“Of course you’re not perfect. And neither am I.”
My partner looks me straight in the eye, wiping the torrent of tears from my flushed cheeks.
“I don’t want perfect. Perfection isn’t real. I want you, exactly as you are. I want us. Two people who love each other, learning from their mistakes and doing their best in this world, side by side.”
My heart swells with this: his truth. Since childhood I had dreamed of the fairytale. I longed for Prince Charming to fight for my heart as he declared his undying love for me to the entire world. I wanted the roses, the diamond ring and the adoration.
In honesty, I wanted someone to rescue me.
Our very own fairytale saw us swept up in a whirlwind romance in India, before moving across the world to be together in Australia. We lived our twenties hand in hand; laughing, learning, loving. We had our ups and downs, as all good love stories do, but we were happy.
And so, our plot brings us here. To this day. To two survivors of a storm, made more beautiful by the wreckage they have survived. It brings us to a charming man with dark curls and warm eyes. A man who has seen me at my very darkest and most unloveable. The times where I was much more wicked witch than gentle princess, and yet, he loved me still.

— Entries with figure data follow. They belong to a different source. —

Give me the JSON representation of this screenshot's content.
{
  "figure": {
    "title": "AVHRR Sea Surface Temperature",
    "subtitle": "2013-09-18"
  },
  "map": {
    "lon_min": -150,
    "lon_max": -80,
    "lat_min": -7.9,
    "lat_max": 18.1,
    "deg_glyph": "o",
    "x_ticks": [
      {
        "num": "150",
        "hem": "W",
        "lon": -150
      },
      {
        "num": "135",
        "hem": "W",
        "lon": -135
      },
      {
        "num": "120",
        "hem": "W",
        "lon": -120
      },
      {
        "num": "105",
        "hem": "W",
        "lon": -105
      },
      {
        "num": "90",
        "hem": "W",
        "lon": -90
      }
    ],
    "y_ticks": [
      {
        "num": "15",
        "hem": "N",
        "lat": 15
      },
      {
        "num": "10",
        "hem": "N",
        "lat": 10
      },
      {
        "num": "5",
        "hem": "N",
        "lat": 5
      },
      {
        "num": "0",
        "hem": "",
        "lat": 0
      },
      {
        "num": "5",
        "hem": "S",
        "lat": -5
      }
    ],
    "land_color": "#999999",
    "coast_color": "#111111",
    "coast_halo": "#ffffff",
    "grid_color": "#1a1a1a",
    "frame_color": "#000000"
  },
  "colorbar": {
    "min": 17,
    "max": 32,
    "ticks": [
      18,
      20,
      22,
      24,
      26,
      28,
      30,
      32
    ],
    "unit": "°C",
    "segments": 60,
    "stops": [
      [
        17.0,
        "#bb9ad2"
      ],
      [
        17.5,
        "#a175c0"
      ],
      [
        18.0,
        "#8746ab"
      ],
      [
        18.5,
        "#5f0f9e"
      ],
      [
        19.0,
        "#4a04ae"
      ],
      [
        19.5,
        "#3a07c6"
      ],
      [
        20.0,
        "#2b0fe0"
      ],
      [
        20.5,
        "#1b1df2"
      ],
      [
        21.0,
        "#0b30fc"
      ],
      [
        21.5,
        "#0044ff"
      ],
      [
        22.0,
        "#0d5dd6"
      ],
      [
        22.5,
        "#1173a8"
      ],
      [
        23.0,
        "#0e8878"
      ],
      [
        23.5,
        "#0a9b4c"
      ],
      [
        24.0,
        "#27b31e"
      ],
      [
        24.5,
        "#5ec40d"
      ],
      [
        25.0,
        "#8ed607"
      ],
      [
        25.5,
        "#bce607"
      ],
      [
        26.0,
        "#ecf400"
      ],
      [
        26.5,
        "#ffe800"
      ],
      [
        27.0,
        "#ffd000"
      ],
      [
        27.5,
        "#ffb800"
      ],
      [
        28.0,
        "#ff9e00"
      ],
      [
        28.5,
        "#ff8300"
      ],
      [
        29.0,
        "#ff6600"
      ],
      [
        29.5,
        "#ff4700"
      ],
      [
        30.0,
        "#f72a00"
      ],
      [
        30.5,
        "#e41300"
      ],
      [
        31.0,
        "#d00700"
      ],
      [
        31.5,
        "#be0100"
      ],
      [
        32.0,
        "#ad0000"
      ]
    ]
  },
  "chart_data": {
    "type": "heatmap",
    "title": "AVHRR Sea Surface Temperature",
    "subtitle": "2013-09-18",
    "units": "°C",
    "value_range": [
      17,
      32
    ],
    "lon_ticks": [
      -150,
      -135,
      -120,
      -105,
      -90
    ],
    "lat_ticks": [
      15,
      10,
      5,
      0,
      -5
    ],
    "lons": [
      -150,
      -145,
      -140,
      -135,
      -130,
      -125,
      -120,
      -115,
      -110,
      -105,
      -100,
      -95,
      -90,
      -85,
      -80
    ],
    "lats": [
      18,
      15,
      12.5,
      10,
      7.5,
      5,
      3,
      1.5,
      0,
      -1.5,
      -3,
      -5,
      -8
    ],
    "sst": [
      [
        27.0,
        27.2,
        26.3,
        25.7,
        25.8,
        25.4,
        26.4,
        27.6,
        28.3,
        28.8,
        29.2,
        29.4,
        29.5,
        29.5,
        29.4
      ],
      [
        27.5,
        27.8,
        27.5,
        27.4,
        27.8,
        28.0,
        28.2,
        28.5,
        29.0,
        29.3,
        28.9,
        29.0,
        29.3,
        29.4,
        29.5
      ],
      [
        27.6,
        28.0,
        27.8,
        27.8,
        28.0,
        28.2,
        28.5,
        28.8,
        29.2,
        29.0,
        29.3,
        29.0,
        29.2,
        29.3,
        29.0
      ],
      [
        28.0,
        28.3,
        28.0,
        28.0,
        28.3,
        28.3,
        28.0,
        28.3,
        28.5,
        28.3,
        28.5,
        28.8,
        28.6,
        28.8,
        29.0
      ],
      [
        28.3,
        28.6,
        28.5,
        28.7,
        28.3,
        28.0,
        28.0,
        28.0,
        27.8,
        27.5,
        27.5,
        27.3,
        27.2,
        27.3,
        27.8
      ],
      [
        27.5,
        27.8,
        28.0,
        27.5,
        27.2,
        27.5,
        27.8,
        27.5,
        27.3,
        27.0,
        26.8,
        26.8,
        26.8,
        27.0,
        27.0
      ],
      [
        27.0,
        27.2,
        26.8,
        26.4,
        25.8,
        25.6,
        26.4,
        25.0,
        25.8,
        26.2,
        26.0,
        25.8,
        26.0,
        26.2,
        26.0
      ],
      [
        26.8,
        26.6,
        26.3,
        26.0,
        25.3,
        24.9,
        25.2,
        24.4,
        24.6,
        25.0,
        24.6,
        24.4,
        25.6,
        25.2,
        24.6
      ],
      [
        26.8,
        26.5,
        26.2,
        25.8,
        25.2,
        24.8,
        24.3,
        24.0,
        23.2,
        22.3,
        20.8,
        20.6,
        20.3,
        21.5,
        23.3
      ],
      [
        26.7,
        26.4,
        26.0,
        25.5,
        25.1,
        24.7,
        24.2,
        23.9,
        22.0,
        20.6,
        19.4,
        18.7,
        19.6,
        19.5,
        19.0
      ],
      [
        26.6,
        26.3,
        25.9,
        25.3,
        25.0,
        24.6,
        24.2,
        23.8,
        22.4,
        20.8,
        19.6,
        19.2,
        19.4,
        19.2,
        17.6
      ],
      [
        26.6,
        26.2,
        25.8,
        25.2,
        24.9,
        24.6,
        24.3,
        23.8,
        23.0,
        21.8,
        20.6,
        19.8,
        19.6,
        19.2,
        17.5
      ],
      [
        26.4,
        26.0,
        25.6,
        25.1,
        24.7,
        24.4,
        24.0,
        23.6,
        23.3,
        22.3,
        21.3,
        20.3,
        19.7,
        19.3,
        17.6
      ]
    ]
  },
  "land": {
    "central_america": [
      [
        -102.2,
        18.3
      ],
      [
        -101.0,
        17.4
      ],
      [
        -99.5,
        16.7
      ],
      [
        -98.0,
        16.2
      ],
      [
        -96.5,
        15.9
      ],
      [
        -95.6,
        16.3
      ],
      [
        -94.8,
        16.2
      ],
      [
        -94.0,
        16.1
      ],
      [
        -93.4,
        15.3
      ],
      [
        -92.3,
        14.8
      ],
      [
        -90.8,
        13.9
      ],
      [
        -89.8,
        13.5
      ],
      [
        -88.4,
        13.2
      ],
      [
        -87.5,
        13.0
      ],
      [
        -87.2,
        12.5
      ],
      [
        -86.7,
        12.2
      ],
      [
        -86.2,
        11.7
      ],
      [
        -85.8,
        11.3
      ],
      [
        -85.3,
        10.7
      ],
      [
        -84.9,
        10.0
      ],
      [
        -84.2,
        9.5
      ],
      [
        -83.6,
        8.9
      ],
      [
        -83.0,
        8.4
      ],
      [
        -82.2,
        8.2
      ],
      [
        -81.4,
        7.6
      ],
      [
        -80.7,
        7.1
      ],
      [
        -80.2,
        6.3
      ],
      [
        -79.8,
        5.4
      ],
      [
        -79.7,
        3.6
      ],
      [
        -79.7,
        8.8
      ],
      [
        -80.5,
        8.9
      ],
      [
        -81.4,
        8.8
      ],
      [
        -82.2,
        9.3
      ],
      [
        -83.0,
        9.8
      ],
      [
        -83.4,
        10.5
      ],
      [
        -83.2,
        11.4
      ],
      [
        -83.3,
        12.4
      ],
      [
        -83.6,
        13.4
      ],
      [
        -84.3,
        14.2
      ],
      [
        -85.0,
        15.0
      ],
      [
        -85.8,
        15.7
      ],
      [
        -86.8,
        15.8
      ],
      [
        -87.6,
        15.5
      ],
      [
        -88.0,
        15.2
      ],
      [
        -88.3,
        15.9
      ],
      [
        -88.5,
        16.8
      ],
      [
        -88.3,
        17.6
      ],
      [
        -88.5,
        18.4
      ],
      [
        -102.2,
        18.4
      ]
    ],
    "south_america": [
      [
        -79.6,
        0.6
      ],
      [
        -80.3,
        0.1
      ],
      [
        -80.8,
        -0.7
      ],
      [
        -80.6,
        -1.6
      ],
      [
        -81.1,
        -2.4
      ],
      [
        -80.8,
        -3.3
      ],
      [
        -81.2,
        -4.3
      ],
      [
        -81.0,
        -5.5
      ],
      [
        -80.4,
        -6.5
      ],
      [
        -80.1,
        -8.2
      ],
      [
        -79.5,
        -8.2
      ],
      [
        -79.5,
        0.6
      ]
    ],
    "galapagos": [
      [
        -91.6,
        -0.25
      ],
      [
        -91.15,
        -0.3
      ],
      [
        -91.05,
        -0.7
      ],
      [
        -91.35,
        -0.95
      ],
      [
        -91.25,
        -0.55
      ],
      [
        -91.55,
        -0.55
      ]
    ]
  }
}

Last year I lost someone close to me. It was sudden; unexpected. He was much too young. I plunged into a misery I had never known before. The truth was that I couldn’t hold on to all of the pieces that make me who I am. The pieces I have been proud of throughout my life. I lost myself out there in the darkness. I did what hurt people do; I hurt people.
I hurt myself too. I made so many mistakes and was utterly ashamed of the selfish monster that grief brought out in me. I wanted my world to end so that I didn’t have to feel anything anymore. This wasn’t what I intended my story to be. I had always been the saint, on the straight and shining path, never the sinner. Not many of us would choose to play the villain, and yet he lurks close by, in every hero. I wanted to take back what an awful person I had been, but I knew that I must live with the fact that I never could. As tends to be the way with stories, we can only change the way we act going forwards.
Through it all he stood, unwavering. A bright light in my own private hell, guiding me back to who he knows I really am. He held me tightly in my agony, and gave me space when I turned away, unable to accept his love.
“I don’t deserve it,” I told him. He smiled softly, shaking his head.
“Every single person in this world deserves unconditional love,” he tells me. “And the ones who behave badly are usually the ones who need it the most.”
And here, it dawns on me, stands a Prince. Self-aware, strong and utterly graceful in the face of my utter self-destruction. Masculine, but not macho. Gentle, but no pushover. Loyal to a fault. His love is the stuff fairytales ought to be made of, and he makes me feel like a princess in all of the ways that truly matter.
The candlelit dinners and sunset strolls that once defined romance for me, give way now to something much deeper. We have moved beyond the passionate words that are whispered in infatuation, for any sweet talker can tell you they ‘love’ you in the sunlight. His gesture is the firm hand soothing the small of my back when he notices I am agitated. He knows me well. His romance is the tea he brings me in bed, with a kiss on every one of my freckles, just to start my day with a smile. His passion is his face lighting up when I walk into a room, knowing that mine is the one he has been scanning for all evening. These are the things I have come to dream of.
‘Happily ever after’ is now a journey, rather than a destination. One that we have to work at every day. It’s much messier than the story books would have you believe. We have fought hard for this love, to nurture it to the place we stand today. It’s exhausting and chaotic, and things still go wrong, but there are things (and people) worth fighting dragons for.
A fairytale, I have learned, is not actually about perfection, but about knowing each other’s imperfections, and still choosing them over and over again. It’s less about being rescued, and more about being loved unconditionally whilst you gather the strength to save yourself.
Every saint has a past and every sinner has a future. There’s a little of both in me these days, and my partner accepts that. It makes for a much more interesting story.